Il participa, aux côtés de MM. Regamey et Manuel, au fameux avis de droit justifiant la prétention des Jurassiens à se séparer de Berne pour se constituer en Etat souverain. Mais sa grande aventure politique fut le secrétariat de l’initiative «pour le retour à la démocratie directe». Il existe assez de littérature sur cette réussite de la Ligue vaudoise, qui fut aussi la sienne, pour que nous n’allongions pas. Qu’il nous suffise de dire que, de 1945 à 1949, il y consacra plus que généreusement son énergie et son temps. Il n’est même pas sûr qu’il ait eu conscience de cette générosité: il faisait ce qu’il y avait à faire, voilà tout.

Il souffrait de la difficulté que nous avons à nous faire entendre et à incliner les décisions politiques dans le sens du bien commun vaudois: «La Ligue vaudoise a un bon moteur, disait-il, mais la courroie de transmission est insuffisante.» Homme d’action, il incriminait notre manque d’énergie et d’organisation. Il voulait que nous en fassions plus, que nous soyons plus présents et plus efficaces. Son slogan préféré était: «Une Nation par semaine, une conférence par mois, une affiche par année!». Lié par sa profession à tout un monde officiel, il sous-estimait à notre avis la profondeur théorique et pratique qui nous sépare du monde des partis et des élections.

Mais c’est avec raison qu’il nous houspillait: avions-nous pris contact avec tel nouveau politicien? qu’en était-il de nos relations avec la Suisse allemande? A quand la prochaine initiative?

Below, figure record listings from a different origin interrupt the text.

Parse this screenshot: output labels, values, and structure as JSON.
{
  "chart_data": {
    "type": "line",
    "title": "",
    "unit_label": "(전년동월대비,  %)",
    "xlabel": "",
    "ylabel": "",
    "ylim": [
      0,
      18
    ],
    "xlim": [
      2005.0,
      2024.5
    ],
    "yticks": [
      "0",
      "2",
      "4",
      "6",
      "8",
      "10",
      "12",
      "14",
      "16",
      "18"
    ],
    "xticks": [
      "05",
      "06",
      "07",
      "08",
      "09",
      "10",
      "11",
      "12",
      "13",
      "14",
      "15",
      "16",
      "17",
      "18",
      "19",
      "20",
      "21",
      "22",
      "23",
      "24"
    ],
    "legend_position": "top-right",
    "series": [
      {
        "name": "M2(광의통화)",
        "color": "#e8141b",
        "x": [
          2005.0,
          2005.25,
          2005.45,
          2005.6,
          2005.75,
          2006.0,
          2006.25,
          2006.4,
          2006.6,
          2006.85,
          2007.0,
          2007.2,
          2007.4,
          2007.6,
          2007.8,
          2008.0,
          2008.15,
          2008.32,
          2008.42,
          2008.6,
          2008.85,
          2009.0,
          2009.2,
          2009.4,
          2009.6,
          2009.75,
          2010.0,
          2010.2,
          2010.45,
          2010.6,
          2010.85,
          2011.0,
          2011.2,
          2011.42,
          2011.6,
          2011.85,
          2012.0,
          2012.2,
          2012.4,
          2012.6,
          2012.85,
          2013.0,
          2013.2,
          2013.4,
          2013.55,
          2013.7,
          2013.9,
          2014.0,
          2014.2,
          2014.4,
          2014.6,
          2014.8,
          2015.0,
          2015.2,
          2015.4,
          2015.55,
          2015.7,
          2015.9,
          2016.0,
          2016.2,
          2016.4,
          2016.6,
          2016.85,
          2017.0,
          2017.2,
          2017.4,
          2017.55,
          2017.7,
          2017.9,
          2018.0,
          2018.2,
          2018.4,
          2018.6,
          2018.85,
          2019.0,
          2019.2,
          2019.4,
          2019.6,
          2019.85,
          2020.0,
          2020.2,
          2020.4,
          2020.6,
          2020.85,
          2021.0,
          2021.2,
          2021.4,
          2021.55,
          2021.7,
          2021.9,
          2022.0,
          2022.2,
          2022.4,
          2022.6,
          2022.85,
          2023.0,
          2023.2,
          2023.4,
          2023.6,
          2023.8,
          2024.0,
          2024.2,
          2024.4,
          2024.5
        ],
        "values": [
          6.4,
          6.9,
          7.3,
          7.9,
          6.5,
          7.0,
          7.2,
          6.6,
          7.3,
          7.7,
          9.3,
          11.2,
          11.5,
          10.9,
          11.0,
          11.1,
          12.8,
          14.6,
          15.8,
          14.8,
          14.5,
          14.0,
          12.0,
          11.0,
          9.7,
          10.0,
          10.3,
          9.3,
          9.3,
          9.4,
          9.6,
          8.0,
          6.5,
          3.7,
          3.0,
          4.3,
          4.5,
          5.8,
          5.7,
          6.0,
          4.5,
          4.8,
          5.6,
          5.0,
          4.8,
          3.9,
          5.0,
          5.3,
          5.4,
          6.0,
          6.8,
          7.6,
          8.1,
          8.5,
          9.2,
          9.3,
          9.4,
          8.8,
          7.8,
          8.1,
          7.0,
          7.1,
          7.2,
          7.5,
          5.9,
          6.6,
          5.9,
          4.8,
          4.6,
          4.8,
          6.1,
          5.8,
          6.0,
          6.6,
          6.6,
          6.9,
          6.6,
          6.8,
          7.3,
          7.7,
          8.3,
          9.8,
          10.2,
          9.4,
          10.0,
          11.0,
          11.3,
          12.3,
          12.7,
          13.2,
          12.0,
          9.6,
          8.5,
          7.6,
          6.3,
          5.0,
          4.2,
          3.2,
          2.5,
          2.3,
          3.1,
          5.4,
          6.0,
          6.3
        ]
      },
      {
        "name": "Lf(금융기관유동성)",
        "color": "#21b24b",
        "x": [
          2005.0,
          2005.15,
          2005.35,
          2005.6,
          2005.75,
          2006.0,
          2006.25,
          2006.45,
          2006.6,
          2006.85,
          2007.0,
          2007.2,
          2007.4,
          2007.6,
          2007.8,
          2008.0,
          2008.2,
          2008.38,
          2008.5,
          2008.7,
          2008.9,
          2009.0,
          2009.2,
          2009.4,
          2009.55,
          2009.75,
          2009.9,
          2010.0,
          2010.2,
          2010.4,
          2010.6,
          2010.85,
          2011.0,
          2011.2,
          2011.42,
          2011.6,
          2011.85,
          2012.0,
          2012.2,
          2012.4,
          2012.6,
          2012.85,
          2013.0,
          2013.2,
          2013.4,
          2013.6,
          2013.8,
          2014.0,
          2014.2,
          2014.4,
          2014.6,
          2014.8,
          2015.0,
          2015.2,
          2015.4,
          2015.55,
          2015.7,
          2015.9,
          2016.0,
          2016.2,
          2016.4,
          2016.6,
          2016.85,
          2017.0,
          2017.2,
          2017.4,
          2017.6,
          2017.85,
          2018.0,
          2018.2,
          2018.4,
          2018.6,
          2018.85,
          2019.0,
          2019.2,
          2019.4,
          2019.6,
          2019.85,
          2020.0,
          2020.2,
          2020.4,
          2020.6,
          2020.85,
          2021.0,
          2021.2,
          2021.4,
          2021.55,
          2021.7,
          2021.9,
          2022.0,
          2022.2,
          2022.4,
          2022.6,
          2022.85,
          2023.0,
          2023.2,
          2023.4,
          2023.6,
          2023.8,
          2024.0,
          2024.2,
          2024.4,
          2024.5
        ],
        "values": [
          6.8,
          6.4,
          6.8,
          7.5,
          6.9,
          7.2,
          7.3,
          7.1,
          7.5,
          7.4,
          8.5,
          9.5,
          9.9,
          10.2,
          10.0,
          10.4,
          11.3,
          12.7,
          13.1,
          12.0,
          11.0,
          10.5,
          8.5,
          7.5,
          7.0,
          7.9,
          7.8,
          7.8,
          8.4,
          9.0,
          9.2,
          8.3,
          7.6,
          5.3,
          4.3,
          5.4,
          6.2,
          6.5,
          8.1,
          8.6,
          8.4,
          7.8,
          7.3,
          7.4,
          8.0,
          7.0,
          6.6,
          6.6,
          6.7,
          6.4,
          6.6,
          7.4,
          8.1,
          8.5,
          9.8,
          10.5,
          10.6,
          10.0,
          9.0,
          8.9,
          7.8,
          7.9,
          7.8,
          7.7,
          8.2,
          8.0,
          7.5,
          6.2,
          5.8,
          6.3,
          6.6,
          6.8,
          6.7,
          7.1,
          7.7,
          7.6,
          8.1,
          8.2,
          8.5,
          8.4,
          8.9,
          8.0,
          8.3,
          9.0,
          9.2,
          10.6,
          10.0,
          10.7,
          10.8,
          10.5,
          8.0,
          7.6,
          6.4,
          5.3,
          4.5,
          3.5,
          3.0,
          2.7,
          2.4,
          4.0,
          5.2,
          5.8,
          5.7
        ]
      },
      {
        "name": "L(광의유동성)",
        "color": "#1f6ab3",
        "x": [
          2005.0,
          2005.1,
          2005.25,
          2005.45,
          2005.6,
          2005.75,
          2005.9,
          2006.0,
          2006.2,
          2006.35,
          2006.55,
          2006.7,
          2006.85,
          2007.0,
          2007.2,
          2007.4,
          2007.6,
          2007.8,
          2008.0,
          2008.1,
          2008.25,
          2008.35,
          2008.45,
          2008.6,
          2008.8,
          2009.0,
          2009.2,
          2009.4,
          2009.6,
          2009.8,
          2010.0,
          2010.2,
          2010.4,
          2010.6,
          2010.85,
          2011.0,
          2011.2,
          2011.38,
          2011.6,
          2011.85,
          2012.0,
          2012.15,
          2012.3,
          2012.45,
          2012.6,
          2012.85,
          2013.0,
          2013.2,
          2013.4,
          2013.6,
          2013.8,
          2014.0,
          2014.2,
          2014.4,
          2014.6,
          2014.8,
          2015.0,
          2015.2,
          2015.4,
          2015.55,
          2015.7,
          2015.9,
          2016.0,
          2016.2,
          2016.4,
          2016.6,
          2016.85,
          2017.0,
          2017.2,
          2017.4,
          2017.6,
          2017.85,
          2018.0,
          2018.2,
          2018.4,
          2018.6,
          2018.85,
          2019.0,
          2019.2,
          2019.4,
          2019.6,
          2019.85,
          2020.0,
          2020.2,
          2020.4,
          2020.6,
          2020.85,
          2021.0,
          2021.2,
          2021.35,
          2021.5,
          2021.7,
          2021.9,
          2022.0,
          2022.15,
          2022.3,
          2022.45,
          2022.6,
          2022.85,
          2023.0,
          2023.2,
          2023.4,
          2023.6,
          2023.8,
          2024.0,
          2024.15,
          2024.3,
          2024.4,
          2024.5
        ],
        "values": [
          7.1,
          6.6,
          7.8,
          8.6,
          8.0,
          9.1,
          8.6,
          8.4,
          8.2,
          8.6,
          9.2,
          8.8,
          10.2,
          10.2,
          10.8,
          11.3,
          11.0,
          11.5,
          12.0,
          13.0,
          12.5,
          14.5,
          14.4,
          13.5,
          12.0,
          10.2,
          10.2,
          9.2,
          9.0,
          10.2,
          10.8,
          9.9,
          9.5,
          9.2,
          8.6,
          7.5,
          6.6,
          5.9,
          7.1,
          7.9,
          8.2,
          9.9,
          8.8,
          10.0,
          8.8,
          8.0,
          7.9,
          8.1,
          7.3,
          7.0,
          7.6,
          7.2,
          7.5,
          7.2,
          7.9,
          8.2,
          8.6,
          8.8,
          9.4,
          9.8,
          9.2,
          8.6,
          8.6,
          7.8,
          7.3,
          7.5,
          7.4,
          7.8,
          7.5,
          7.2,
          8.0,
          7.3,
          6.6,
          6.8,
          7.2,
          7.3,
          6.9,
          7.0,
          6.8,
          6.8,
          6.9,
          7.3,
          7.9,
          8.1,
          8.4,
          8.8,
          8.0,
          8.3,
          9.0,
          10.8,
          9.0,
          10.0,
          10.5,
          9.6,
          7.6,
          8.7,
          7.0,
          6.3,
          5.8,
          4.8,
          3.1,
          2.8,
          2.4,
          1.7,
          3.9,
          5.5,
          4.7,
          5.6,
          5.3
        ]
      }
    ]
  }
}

Nos séances de rédaction commencent toujours par une critique du dernier numéro paru. Il était rarement satisfait. Sa critique portait tant sur les coquilles que sur le fond et l’opportunité. Politique pur, il jugeait que La Nation devait publier avant tout des articles sur le fédéralisme, l’armée, la justice, les sujets de votation et d’une façon générale sur les questions institutionnelles. D’un article consacré à la musique ou à la littérature, il disait: Oui, oui, c’est un article très intéressant, je ne le conteste pas, mais je ne vois pas ce qu’il fait dans La Nation…

Ces critiques, parfois excessives, manqueront. Les générations nées après la guerre – le soussigné en fait partie – sont bien vite satisfaites et se trouvent bien facilement des excuses.

Son dernier article parut dans le numéro 1838 du 6 juin 2008, sous le titre «Presse et justice». Passé cette date, Philibert Muret déclara n’avoir plus la capacité de concentration nécessaire à la synthèse rédactionnelle. Il continua pendant quelques temps de venir aux séances de rédaction, mais sa surdité croissante les lui rendait pénibles et, durant l’hiver rigoureux que nous subissons, il espaça puis supprima ses visites.

Et puis, il y a trois semaines, par un lundi soir de neige en rafales, on le vit arriver comme si de rien n’était. Il n’intervint pas, se bornant à assister à la discussion. Sentant la fin venir, il était venu prendre discrètement congé de ses amis, du journal et du mouvement auquel il avait tant donné.

Nous assurons sa femme, ses enfants et leurs familles de notre amitié. Nous perpétuerons sa mémoire.